Secara ekologis, hutan Aceh mempunyai keanekaragaman ekosistem yang sangat kaya. Keanekaragaman hayati Kawasan Leuser, khususnya Taman Nasional Gunung Leuser telah diakui dunia, sehingga Taman Nasional Gunung Leuser ditetapkan oleh UNESCO sebagai World Heritage atau dikenal sebagai warisan dunia.195 Selain Gunung Leuser, semua kawasan lindung dan hutan Aceh pada umumnya menyimpan keanekaragaman hayati yang sangat kaya, baik tumbuhan dan hewan.       

194

Wilayah Ulu Masen adalah suatu nama baru yang diberikan oleh Flora Fauna International untuk kawasan hutan yang berada di pesisir Provinsi Aceh yang meliputi Kabupaten Aceh Besar, Aceh Jaya, Aceh Barat, Pidie, Pidie Jaya, dan Bireun. Nama Kawasan Ulu Masen diambil dari nama gunung tertinggi di Kabupaten Aceh Jaya. Hingga penelitian ini dilakukan Ulu Masen belum dikukuhkan oleh pemerintah sebagai suatu kawasan hutan.

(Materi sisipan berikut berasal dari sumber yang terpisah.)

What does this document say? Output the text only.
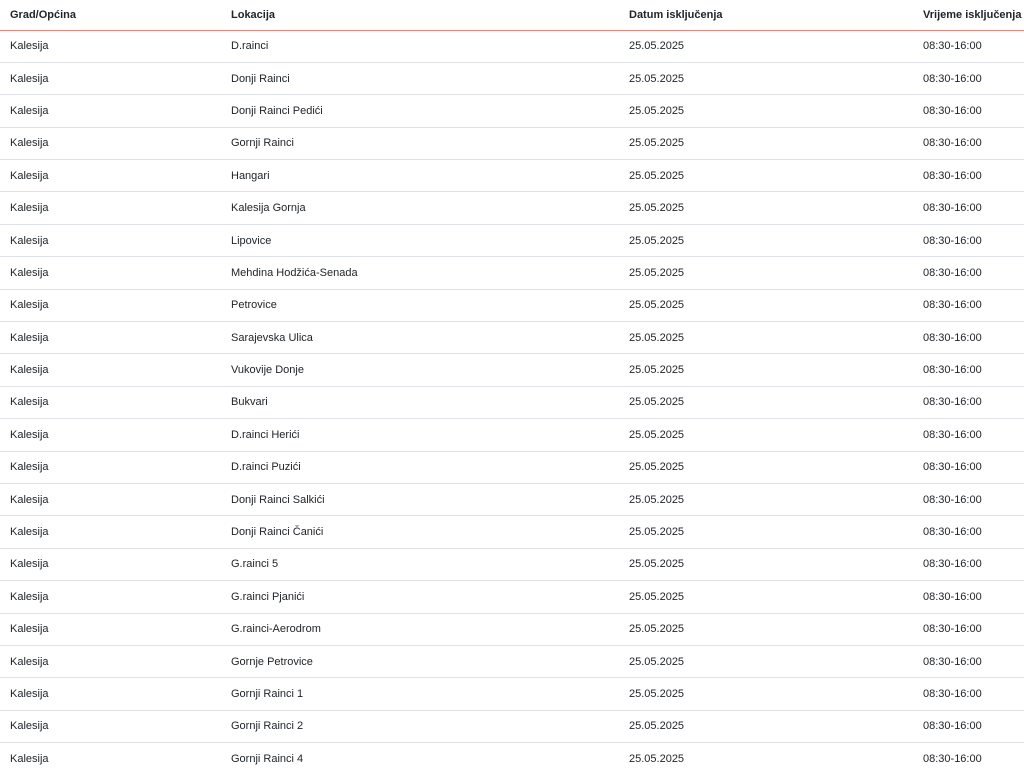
Grad/Općina	Lokacija	Datum isključenja	Vrijeme isključenja
Kalesija	D.rainci	25.05.2025	08:30-16:00
Kalesija	Donji Rainci	25.05.2025	08:30-16:00
Kalesija	Donji Rainci Pedići	25.05.2025	08:30-16:00
Kalesija	Gornji Rainci	25.05.2025	08:30-16:00
Kalesija	Hangari	25.05.2025	08:30-16:00
Kalesija	Kalesija Gornja	25.05.2025	08:30-16:00
Kalesija	Lipovice	25.05.2025	08:30-16:00
Kalesija	Mehdina Hodžića-Senada	25.05.2025	08:30-16:00
Kalesija	Petrovice	25.05.2025	08:30-16:00
Kalesija	Sarajevska Ulica	25.05.2025	08:30-16:00
Kalesija	Vukovije Donje	25.05.2025	08:30-16:00
Kalesija	Bukvari	25.05.2025	08:30-16:00
Kalesija	D.rainci Herići	25.05.2025	08:30-16:00
Kalesija	D.rainci Puzići	25.05.2025	08:30-16:00
Kalesija	Donji Rainci Salkići	25.05.2025	08:30-16:00
Kalesija	Donji Rainci Čanići	25.05.2025	08:30-16:00
Kalesija	G.rainci 5	25.05.2025	08:30-16:00
Kalesija	G.rainci Pjanići	25.05.2025	08:30-16:00
Kalesija	G.rainci-Aerodrom	25.05.2025	08:30-16:00
Kalesija	Gornje Petrovice	25.05.2025	08:30-16:00
Kalesija	Gornji Rainci 1	25.05.2025	08:30-16:00
Kalesija	Gornji Rainci 2	25.05.2025	08:30-16:00
Kalesija	Gornji Rainci 4	25.05.2025	08:30-16:00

Sedangkan Kawasan Ekosistem Leuser telah dikukuhkan dengan Keputusan Presiden Nomor 33 Tahun 1998 tentang Pengelolaan Kawasan Ekosistem Leuser.

195

Saodah Lubis, Strategi Konservasi Dalam Pengelolaan SDA yang Berkelanjutan, makalah disampaikan pada Seminar dan Lokakarya Multi Pihak Mendorong Pengelolaan SDA yang Berkelanjutan dan Berbasis Masyarakat, diselenggararakan oleh WWF Indonesia dan BKSDA Prov. NAD, Banda Aceh , 12 – 15 Mei 2004.

 

Hutan Aceh diyakini menjadi areal penyerapan debu dan karbon yang cukup besar sehingga keberadaannya memberikan konstribusi dalam mengurangi dampak pemanasan global dan perubahan iklim. Karena itulah, banyak donor yang memberikan dukungan dana untuk menjamin kelestarian kawasan-kawasan lindung di Aceh, khususnya Kawasan Ekosistem Leuser dan Kawasan Ulu Masen.

Selama berpuluh-puluh tahun sejak Orde Baru, kebijakan pemerintah dalam pengelolaan hutan adalah menjadikan hasil hutan kayu sebagai prioritas utama produk hutan yang dikomersilkan. Pola pendekatan yang hanya melihat kayu sebagai produk hutan merupakan paradigma konvensional dari pola pengelolaan hutan di dunia. Pengelolaan hutan tanpa memenuhi prinsip-prinsip kelestarian hanya akan menimbulkan dampak buruk, berupa berbagai kerusakan dan degradasi hutan yang berakibat hilangnya keanekaragaman hayati dan sumber nabati lainnya.

Hingga saat ini, rujukan hukum dalam pemantapan kawasan hutan di Aceh adalah Surat Keputusan Gubernur Nomor 19 Tanggal 19 Mei 1999 tentang Arahan Fungsi Hutan dan Perairan. Kemudian diikuti dengan Surat Keputusan Menteri Kehutanan dan Perkebunan No. 170/Kpts-II/2000 tentang Penunjukan Kawasan Hutan dan Perairan di Aceh.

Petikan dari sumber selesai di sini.